Когда Чухалин дочитал до конца, Данилов сказал вдруг с необычайным волнением:

— А знаешь, кто на этом субботнике работал? Ленин…

Чухалин молчал. Потом протянул Данилову руку, и тот не понял: благодарит он за что-то, что ли?..

…Час спустя они пришли в клуб и еще в сенях услышали горячие, стремящиеся перекричать друг друга голоса. Чухалин улыбнулся: «Смена кончилась. Комсомол заседает. Зайдем?» Никем не замеченные, они сели на заднюю скамейку.

Скоро Чухалин разобрал, в чем дело: Трохов уезжал на фронт. Выбирали нового секретаря. Поднявшийся с места Кият кричал, что выборы недействительны: не хватает народа. Другие, в том числе и Трохов, кричали в ответ, что не все ли равно.

Данилов, усмехнувшись, тронул Чухалина за рукав:

— Пойдем. Пусть сами разберутся. Потом спросим.

Но через несколько часов, узнав, что комсомольское собрание продолжается, Данилов заторопился: «Видимо, не умеют ребята решать вопросы. Вон сколько времени потеряно! Идем. Поможем».

Сесть уже им было негде, и они пристроились за спинами комсомольцев на краешках табуреток, выставленных в коридор. Через открытую дверь доносились голоса выступавших. Данилов, нагнувшись, спросил шепотом у одного из комсомольцев:

— Выбрали уже?

— Выбрали, — отмахнулся тот, не оборачиваясь: мол, не мешай слушать!

— Кого?

— Да Курбатова… — И тут же закричал срывающимся голосом — Правильна-а-а!..

— Хороший парень? — не унимался Данилов.

Парень зло обернулся на него и ответил:

— Чего хорошего? Только на безрыбье-то и рак рыба.

— Зачем тогда избрали? Лучше не нашлось?

Комсомолец огрызнулся:

— Да дай человека послушать!

Чухалин, услышав о том, что секретарем выбрали Курбатова, тихонько присвистнул и прошептал Данилову на ухо:

— Это тот, который пожар предупредил… Помнишь, я тебе рассказывал! Только молод. Боюсь, подготовки у него никакой.

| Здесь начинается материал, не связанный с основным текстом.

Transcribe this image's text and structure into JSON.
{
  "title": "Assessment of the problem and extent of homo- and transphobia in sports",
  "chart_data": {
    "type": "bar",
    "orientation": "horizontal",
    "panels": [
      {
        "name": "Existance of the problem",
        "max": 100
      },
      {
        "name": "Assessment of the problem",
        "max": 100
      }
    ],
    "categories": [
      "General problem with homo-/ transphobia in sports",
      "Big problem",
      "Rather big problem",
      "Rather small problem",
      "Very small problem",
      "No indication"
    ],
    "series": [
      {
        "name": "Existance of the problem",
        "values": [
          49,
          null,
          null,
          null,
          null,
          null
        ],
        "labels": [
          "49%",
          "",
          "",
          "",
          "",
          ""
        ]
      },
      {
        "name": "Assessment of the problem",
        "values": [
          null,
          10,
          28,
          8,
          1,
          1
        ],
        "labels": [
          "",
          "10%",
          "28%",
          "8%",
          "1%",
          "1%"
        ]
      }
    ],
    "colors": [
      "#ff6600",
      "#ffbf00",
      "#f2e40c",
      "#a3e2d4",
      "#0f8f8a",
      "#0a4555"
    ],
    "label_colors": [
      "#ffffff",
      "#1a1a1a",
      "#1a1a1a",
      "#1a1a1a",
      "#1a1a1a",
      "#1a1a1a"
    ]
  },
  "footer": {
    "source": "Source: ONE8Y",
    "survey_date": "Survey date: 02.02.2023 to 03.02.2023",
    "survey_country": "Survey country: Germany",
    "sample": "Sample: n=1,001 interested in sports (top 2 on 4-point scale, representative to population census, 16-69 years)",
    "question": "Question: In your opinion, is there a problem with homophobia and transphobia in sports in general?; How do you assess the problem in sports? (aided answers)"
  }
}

— Как будто у тебя, директора, высшее хозяйственное образование, — хмыкнул Данилов.

Чухалин, смутившись, отодвинулся. «Ну, теперь парню кисло придется. Тянуть надо…» — подумал он.

А там, в комнате, говорили об одном: об отправке на фронт. Трохова и еще нескольких человек этот разговор не касался: завтра они должны были явиться в город в военный комиссариат. Ребята уже высказались, собрание подходило к концу, и Кият стоя зачитывал: «слушали — постановили».

«1. Слушали: Текущий момент. Прений не было, и так все ясно.

1. Постановили: Считать текущий момент очень острым. Всем комсомольцам работать и действовать так же, как в прошлом году. Бюро ячейки составить план и утвердить на следующем собрании.

2. Слушали: О всероссийской мобилизации комсомольцев на фронт. Докладчик Я. Курбатов. В прениях высказались семнадцать человек, все больше о том, чтобы мобилизовать на фронт не с восемнадцати, а с семнадцати лет. Только представитель партячейки Трохов М. воздержался, сказав: „Слабина вы еще“.

2. Постановили: Довести до сведения губкома РКСМ, что семнадцатилетние комсомольцы могут воевать не хуже восемнадцатилетних и что все они прошли Всевобуч и умеют владеть винтовкой, наступать цепями и ходить в атаку. Поэтому считать мобилизованными из ячейки на фронт всех ребят, кто старше семнадцати лет, кроме Семенова, Иванова, Ксенофонтова, Дробилина и Лукина, как неспособных к военной службе, и Курбатова, как не совсем здорового, хотя он и возражает.

Принято единогласно при двух воздержавшихся».

Кият кончил читать и устало спросил:

— Ну, будут еще мнения?

— Будут, — поднялся Данилов.

Все повернулись к нему. Кият даже приподнялся на цыпочках, чтобы разглядеть, кто это там басит в задних рядах, а Трохов, увидев Данилова, вскочил на сцену, широко разводя руками и улыбаясь.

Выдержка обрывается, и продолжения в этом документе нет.